It was not all that long ago that Argentina was seen as a great success story for the growth of rugby union. While the game has been played in the country for decades, the sight of Los Pumas sitting at No. 5 in the world rankings at the start of 2016 was something that couldn’t even have been imagined just 10 years prior.
Through grassroots funding, hard work at all levels, and key steps by various governing bodies to grow the game, Argentina had become proof that a country without 100 years of rugby history could play against the big boys and win.
That though suddenly seems so long ago. Argentina has lost 13 of its last 16 Test matches and has slipped to 10th in the world rankings. In many of those matches – admittedly against the best in the world – they have looked far off of the pace and a shadow of their former selves. Initial inclusion into The Rugby Championship helped elevate the game in Argentina, while the addition of a Super Rugby side was supposed to further boost their level of competitiveness.

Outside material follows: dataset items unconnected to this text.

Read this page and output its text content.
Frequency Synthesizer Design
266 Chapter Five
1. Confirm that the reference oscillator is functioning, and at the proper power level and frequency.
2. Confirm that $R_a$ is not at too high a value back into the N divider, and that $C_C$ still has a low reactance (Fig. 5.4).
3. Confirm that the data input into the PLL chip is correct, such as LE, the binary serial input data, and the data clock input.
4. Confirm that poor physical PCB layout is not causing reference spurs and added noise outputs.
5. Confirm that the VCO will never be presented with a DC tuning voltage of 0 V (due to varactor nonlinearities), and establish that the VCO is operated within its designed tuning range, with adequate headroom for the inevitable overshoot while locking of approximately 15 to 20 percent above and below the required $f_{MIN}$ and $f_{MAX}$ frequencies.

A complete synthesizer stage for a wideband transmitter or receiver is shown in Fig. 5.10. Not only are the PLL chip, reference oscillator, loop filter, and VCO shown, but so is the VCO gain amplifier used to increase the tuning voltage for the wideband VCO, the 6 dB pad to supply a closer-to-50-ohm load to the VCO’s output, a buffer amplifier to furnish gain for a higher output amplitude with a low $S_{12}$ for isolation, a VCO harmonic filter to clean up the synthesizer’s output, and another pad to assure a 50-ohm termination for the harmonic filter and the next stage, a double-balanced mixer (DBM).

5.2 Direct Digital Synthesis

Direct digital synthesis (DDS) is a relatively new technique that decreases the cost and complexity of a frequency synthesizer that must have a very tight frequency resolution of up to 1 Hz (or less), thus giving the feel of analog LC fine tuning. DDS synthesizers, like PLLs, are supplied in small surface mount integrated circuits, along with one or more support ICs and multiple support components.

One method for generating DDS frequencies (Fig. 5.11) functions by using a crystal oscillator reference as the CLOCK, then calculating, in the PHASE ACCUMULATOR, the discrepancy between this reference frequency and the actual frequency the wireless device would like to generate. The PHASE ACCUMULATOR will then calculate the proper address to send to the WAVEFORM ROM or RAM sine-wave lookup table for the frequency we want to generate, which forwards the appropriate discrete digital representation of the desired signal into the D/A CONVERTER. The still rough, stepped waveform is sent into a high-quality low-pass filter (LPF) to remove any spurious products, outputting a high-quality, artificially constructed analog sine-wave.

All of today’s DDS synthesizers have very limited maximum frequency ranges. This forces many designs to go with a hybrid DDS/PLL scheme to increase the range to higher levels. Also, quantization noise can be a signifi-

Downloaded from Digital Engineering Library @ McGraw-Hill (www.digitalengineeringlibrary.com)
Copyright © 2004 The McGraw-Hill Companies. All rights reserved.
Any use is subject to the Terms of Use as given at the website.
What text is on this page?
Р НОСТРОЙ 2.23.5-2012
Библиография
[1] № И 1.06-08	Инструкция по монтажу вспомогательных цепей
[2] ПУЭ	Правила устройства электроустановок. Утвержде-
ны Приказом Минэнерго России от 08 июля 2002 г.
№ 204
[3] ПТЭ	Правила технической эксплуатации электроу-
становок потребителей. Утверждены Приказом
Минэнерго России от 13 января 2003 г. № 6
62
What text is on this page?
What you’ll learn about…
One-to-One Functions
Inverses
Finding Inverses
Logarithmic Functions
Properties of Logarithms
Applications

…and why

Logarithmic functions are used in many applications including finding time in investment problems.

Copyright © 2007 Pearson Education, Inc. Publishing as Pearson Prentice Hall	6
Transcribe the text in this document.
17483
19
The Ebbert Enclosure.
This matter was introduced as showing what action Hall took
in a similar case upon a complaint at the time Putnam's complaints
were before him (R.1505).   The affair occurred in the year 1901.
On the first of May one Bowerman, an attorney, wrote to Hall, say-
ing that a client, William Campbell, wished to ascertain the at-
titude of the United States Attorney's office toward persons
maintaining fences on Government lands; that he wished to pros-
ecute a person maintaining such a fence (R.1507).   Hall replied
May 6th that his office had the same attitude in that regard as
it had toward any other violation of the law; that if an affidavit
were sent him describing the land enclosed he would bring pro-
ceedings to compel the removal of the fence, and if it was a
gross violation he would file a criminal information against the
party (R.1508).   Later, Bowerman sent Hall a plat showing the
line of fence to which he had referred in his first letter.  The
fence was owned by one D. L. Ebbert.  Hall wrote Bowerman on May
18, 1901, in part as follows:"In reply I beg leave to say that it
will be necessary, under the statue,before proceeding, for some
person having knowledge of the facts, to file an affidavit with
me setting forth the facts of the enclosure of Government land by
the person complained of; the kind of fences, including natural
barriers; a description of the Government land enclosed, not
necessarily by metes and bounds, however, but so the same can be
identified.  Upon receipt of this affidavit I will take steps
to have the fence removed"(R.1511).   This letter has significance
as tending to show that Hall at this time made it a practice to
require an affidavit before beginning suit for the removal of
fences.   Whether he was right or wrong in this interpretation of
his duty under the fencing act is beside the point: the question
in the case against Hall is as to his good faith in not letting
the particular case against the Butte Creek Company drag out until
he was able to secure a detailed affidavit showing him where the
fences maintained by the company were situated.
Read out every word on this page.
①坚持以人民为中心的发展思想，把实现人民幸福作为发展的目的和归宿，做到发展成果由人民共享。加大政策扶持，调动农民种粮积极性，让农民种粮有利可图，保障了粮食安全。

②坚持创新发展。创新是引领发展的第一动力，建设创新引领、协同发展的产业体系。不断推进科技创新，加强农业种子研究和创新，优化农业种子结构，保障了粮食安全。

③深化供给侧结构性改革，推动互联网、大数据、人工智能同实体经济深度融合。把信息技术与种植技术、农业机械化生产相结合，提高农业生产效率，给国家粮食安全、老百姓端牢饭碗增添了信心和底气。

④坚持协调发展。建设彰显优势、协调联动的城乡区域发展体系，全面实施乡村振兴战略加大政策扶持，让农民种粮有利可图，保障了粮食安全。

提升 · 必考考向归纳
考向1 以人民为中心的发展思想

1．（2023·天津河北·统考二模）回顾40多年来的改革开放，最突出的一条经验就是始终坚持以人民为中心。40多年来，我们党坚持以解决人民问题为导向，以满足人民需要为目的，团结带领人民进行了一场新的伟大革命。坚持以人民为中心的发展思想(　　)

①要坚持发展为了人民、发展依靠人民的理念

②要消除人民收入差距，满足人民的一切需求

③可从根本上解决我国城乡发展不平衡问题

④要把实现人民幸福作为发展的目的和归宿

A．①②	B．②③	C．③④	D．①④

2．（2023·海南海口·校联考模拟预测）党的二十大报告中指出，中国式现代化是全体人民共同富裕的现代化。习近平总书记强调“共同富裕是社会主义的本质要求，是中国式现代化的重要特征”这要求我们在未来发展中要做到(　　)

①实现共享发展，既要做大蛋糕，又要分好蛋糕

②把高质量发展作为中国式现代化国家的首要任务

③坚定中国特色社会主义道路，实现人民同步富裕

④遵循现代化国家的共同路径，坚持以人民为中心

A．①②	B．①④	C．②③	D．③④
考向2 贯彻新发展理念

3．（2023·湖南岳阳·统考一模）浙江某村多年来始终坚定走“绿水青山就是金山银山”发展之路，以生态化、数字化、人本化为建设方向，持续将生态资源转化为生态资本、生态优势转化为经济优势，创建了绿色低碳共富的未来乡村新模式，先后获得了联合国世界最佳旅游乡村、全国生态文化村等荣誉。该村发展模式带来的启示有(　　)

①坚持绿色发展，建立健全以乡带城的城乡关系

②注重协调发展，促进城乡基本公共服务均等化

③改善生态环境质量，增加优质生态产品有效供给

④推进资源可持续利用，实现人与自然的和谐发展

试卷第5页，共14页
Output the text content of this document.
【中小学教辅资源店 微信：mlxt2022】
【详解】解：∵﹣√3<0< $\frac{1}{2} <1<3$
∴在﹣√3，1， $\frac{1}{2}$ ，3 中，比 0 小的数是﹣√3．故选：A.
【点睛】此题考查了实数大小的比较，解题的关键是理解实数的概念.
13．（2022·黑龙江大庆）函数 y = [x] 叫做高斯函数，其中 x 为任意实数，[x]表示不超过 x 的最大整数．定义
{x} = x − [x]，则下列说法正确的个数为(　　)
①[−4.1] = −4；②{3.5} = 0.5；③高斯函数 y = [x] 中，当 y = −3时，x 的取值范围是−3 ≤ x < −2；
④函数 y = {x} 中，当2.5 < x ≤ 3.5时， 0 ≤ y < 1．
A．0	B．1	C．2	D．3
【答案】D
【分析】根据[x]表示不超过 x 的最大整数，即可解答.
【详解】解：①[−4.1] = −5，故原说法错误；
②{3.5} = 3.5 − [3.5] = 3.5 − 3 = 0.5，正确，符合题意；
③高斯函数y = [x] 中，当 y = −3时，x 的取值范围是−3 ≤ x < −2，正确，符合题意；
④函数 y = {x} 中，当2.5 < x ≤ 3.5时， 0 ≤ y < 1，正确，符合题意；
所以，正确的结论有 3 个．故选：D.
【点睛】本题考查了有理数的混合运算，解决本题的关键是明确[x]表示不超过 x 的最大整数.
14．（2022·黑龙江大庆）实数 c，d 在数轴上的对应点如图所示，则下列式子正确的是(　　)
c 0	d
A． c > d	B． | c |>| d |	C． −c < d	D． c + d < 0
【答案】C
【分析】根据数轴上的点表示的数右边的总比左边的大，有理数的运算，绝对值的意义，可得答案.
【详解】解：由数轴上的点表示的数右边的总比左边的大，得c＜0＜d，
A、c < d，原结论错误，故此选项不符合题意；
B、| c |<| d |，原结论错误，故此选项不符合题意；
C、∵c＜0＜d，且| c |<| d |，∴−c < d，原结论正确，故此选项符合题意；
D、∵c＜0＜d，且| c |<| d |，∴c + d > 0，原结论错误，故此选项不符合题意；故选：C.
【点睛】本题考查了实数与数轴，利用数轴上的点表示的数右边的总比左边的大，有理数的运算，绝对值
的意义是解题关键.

Unfortunately, though it has all gone wrong because of one asinine rule change,
It was following the 2015 Rugby World Cup that the Union Argentina de Rugby (UAR) made a drastic change to their policy on where players were allowed to ply their trade. Bolstered by a deep run in the World Cup – they reached the semifinal while sweeping all before them – and by the Jaguares Super Rugby debut, the union decided that in order to be eligible to play for the national side you had to be playing in Argentina.
You can see the thinking here. This is a similar rule to the one that has been adopted by many other countries who are worried about the monetary power of the Northern Hemisphere clubs prising away their stars. Argentina as a national side was being ultra successful, so getting all those players onto the park for the Jaguares would give that team its best shot at winning Super Rugby games.
The problem is that Argentina is not New Zealand. The player pool and quality depth just doesn’t exist like it does with every other country in the Rugby Championship. With just one Super Rugby franchise in the country, how are players going to develop with meaningful minutes if they are sat behind a starter for years on end? That is how you create depth, but by taking away the opportunity to play at the top level the UAR pulled the rug out from under its own players.
That is why the likes of Juan Figallo, Marcelo Bosch and Facundo Isa have disappeared to play in Europe, leaving massive holes in the Pumas side. It is why Patricio Fernandez – the next big thing at fly-half in the country – is plying his trade with Clermont. Argentina does not have the ability to lose four or five or its top players and still compete with Australia and South Africa.
The ideal solution would be to scrap this policy altogether until Argentina has built more depth. Failing that, they could easily take a page from the Wallabies book and say players with a certain number of Test caps (perhaps 40) are exempt from the overseas player rule. This solution works on several levels because it gives players a big payday when they reach that figure while allowing younger players to develop before being thrust into the Test arena.
Whatever solution is decided, it needs to happen quickly before Argentina become little more than the Italy of the South.